A Buick é uma marca de grande importância na China, onde goza de um sucesso e reconhecimento que a colocam entre as principais escolhas dos consumidores. No entanto, nos Estados Unidos, a marca da General Motors está longe de ter a mesma popularidade que outrora desfrutou. Apesar de sua história rica e de ter sido sinônimo de carros de luxo acessíveis, a Buick perdeu terreno significativamente no mercado doméstico ao longo das últimas décadas.

Ainda assim, a montadora tem visto um sucesso modesto em 2025. Dados recentes revelam um aumento de quase 20% nas vendas no segundo trimestre e um crescimento de quase 30% no acumulado do ano. Esse desempenho, embora encorajador, precisa ser contextualizado dentro de um portfólio de produtos mais enxuto e de uma base de vendas que tem sido menor em comparação com seus anos dourados.
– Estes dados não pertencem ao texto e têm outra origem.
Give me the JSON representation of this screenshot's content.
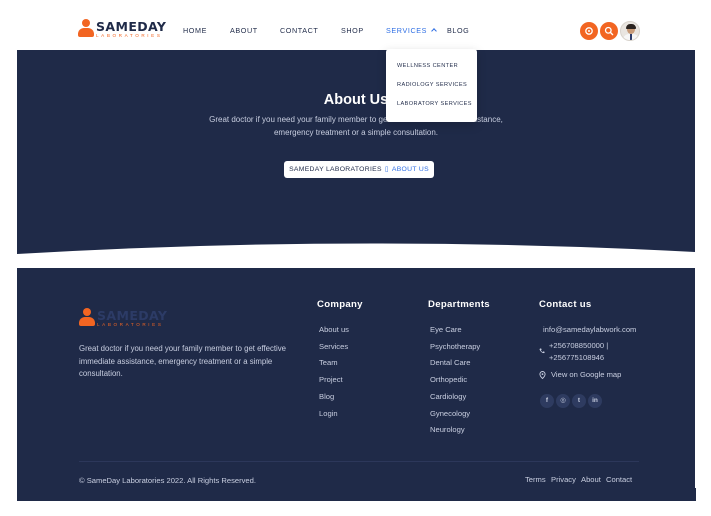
{
  "brand": {
    "name": "SAMEDAY",
    "tagline": "LABORATORIES",
    "colors": {
      "navy": "#1f2a48",
      "orange": "#f26522",
      "link_blue": "#2f6fe4"
    }
  },
  "nav": {
    "items": [
      {
        "label": "HOME"
      },
      {
        "label": "ABOUT"
      },
      {
        "label": "CONTACT"
      },
      {
        "label": "SHOP"
      },
      {
        "label": "SERVICES",
        "active": true
      },
      {
        "label": "BLOG"
      }
    ]
  },
  "header_icons": [
    "settings-icon",
    "search-icon",
    "avatar"
  ],
  "services_dropdown": {
    "items": [
      {
        "label": "WELLNESS CENTER"
      },
      {
        "label": "RADIOLOGY SERVICES"
      },
      {
        "label": "LABORATORY SERVICES"
      }
    ]
  },
  "hero": {
    "title": "About Us",
    "text": "Great doctor if you need your family member to get effective immediate assistance, emergency treatment or a simple consultation.",
    "breadcrumb": {
      "root": "SAMEDAY LABORATORIES",
      "separator": "▯",
      "current": "ABOUT US"
    }
  },
  "footer": {
    "description": "Great doctor if you need your family member to get effective immediate assistance, emergency treatment or a simple consultation.",
    "company": {
      "title": "Company",
      "links": [
        "About us",
        "Services",
        "Team",
        "Project",
        "Blog",
        "Login"
      ]
    },
    "departments": {
      "title": "Departments",
      "links": [
        "Eye Care",
        "Psychotherapy",
        "Dental Care",
        "Orthopedic",
        "Cardiology",
        "Gynecology",
        "Neurology"
      ]
    },
    "contact": {
      "title": "Contact us",
      "email": "info@samedaylabwork.com",
      "phone_line1": "+256708850000 |",
      "phone_line2": "+256775108946",
      "map_link": "View on Google map",
      "social": [
        {
          "icon": "facebook-icon",
          "glyph": "f"
        },
        {
          "icon": "instagram-icon",
          "glyph": "◎"
        },
        {
          "icon": "twitter-icon",
          "glyph": "t"
        },
        {
          "icon": "linkedin-icon",
          "glyph": "in"
        }
      ]
    },
    "copyright": "© SameDay Laboratories 2022. All Rights Reserved.",
    "bottom_links": [
      "Terms",
      "Privacy",
      "About",
      "Contact"
    ]
  }
}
Para continuar a construir sobre este impulso e solidificar sua posição, a Buick precisa de uma estratégia clara e cativante para os próximos anos.

No entanto, as perspectivas para o futuro próximo da Buick parecem, de fato, um tanto monótonas. A estratégia da marca nos EUA tem se concentrado quase exclusivamente em SUVs e crossovers, um movimento que espelha a demanda do mercado, mas que também limita a diversidade de sua oferta. Modelos como o Encore GX, Envision e Enclave são os pilares de suas vendas, e não há indícios de grandes mudanças ou adições revolucionárias à linha em breve. A ausência de sedans e cupês, categorias outrora dominantes para a Buick, é um reflexo do foco atual da General Motors na rentabilidade e na alocação de recursos para segmentos de maior volume.
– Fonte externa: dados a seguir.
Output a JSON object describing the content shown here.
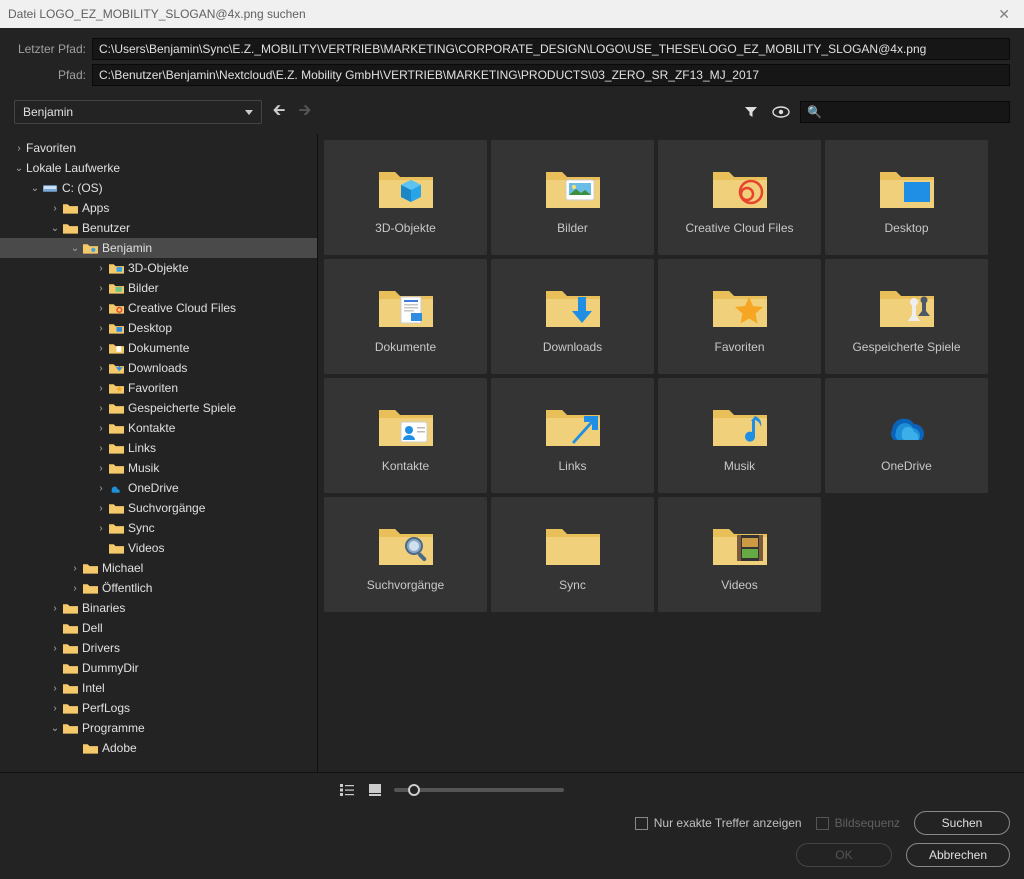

A eletrificação é outro ponto crucial. Embora a GM tenha ambições ousadas para uma frota totalmente elétrica, a Buick parece estar numa fase de transição mais lenta em comparação com outras marcas do grupo, como a Cadillac ou até mesmo a Chevrolet. O conceito Wildcat EV, apresentado em 2022, sugeriu uma direção futura de design e tecnologia para os veículos elétricos da Buick, mas os lançamentos de produção em massa ainda estão por vir e não há um cronograma agressivo de introdução de veículos elétricos dedicados para o mercado americano, pelo menos não nos próximos dois ou três anos que ditaria uma grande mudança na percepção da marca.

Essa abordagem cautelosa pode ser vista como um risco, à medida que concorrentes como Hyundai, Kia e Toyota, e até mesmo marcas de luxo tradicionais, estão lançando rapidamente novos EVs e redesenhando suas linhas de veículos com tecnologia de ponta. A Buick, por sua vez, parece contente em refinar seus modelos existentes e fazer pequenas atualizações de ano-modelo, em vez de investir em desenvolvimentos de produtos que pudessem gerar um burburinho significativo ou atrair uma nova geração de compradores.
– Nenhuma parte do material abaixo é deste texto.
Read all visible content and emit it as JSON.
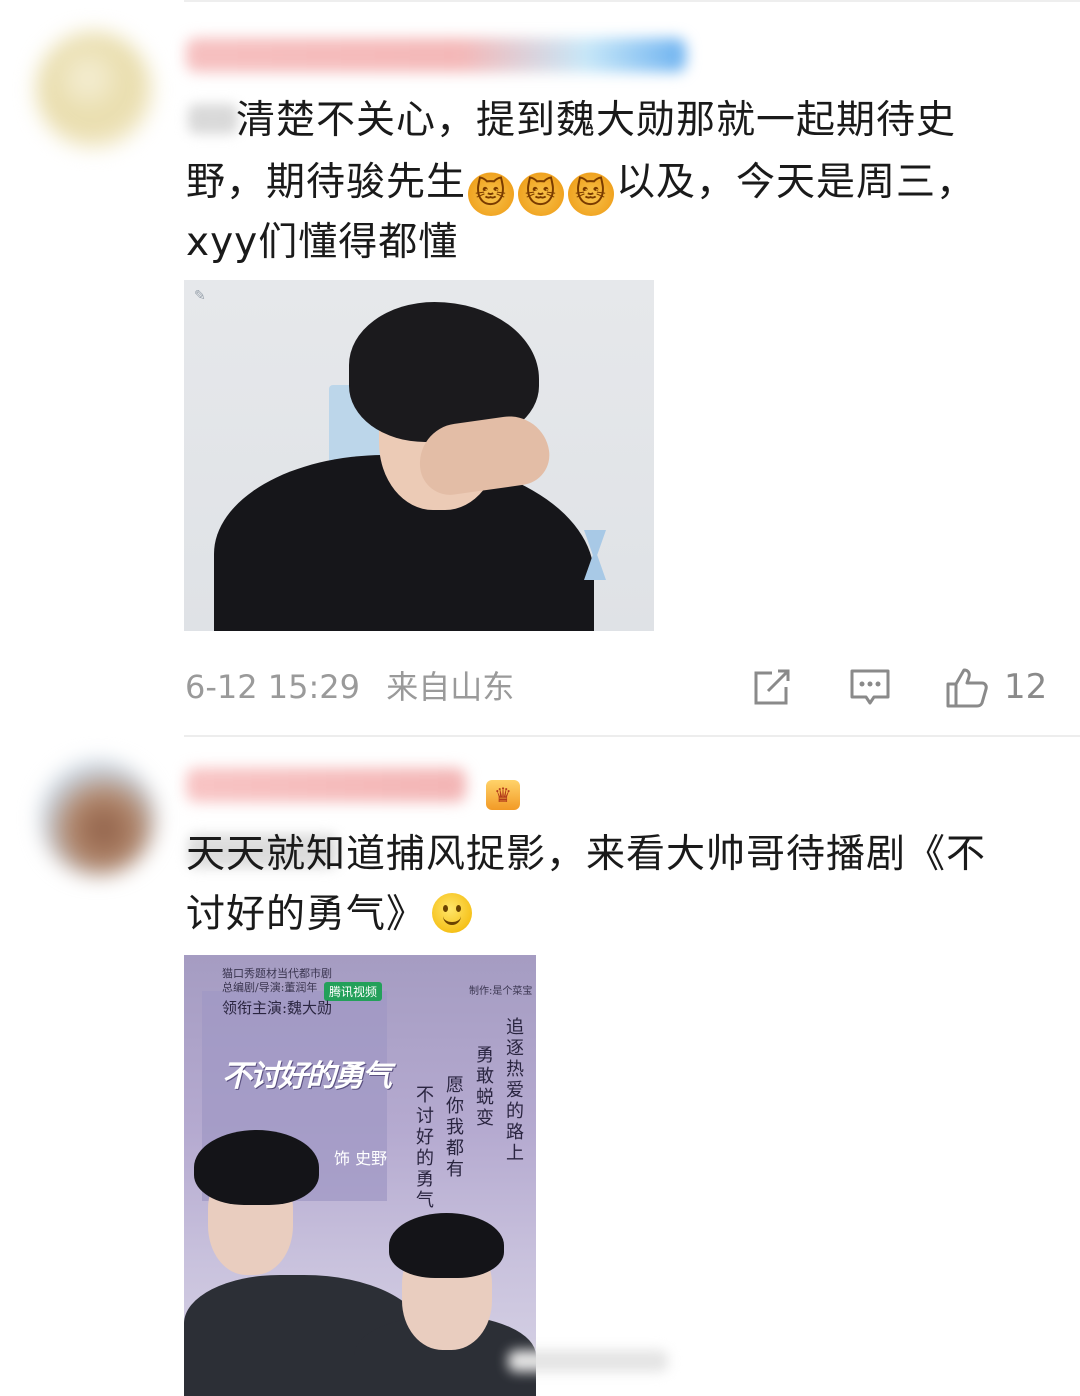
{
  "comments": [
    {
      "avatar": "avatar-blurred",
      "username": "",
      "text_line1": "清楚不关心，提到魏大勋那就一起期待史",
      "text_line2_before": "野，期待骏先生",
      "emojis": [
        "🐱",
        "🐱",
        "🐱"
      ],
      "text_line2_after": "以及，今天是周三，",
      "text_line3": "xyy们懂得都懂",
      "timestamp": "6-12 15:29",
      "location": "来自山东",
      "like_count": "12"
    },
    {
      "avatar": "avatar-blurred",
      "username": "",
      "badge": "crown",
      "text_line1": "天天就知道捕风捉影，来看大帅哥待播剧《不",
      "text_line2": "讨好的勇气》",
      "poster": {
        "small_line1": "猫口秀题材当代都市剧",
        "small_line2": "总编剧/导演:董润年",
        "platform": "腾讯视频",
        "credit": "制作:是个菜宝",
        "lead": "领衔主演:魏大勋",
        "title": "不讨好的勇气",
        "role": "饰 史野",
        "vertical_1": "追逐热爱的路上",
        "vertical_2": "勇敢蜕变",
        "vertical_3": "愿你我都有",
        "vertical_4": "不讨好的勇气"
      }
    }
  ],
  "colors": {
    "text": "#1a1a1a",
    "meta": "#9a9a9a",
    "icon": "#8a8a8a",
    "divider": "#ededed"
  },
  "icons": {
    "share": "share-icon",
    "comment": "comment-icon",
    "like": "thumbs-up-icon"
  }
}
Para o consumidor médio nos EUA, a Buick está se tornando cada vez mais uma marca “segura” e “racional”, que oferece veículos confortáveis e confiáveis, mas que carecem de um fator “uau” ou de uma identidade de marca forte que vá além de ser um produto da GM posicionado entre a Chevrolet e a Cadillac. A imagem de “carro para pessoas mais velhas” que a marca tentou sacudir por anos parece estar se solidificando novamente, não por falha da marca em si, mas pela falta de inovações e propostas audaciosas que pudessem rejuvenescer sua base de clientes.

Em suma, enquanto a Buick celebra um aumento nas vendas em 2025, o cenário para os próximos anos sugere uma continuidade da estratégia atual: focar em SUVs a gasolina com atualizações incrementais e uma transição gradual (e talvez lenta) para a eletrificação. Sem um lançamento de produto disruptivo ou uma mudança radical na sua abordagem de mercado, a Buick corre o risco de permanecer como uma presença discreta no cenário automotivo americano, entregando resultados sólidos, mas sem o brilho ou a emoção que poderiam atrair os holofotes. A “era chata” pode não significar um declínio, mas certamente não promete a revitalização que muitos fãs da marca gostariam de ver.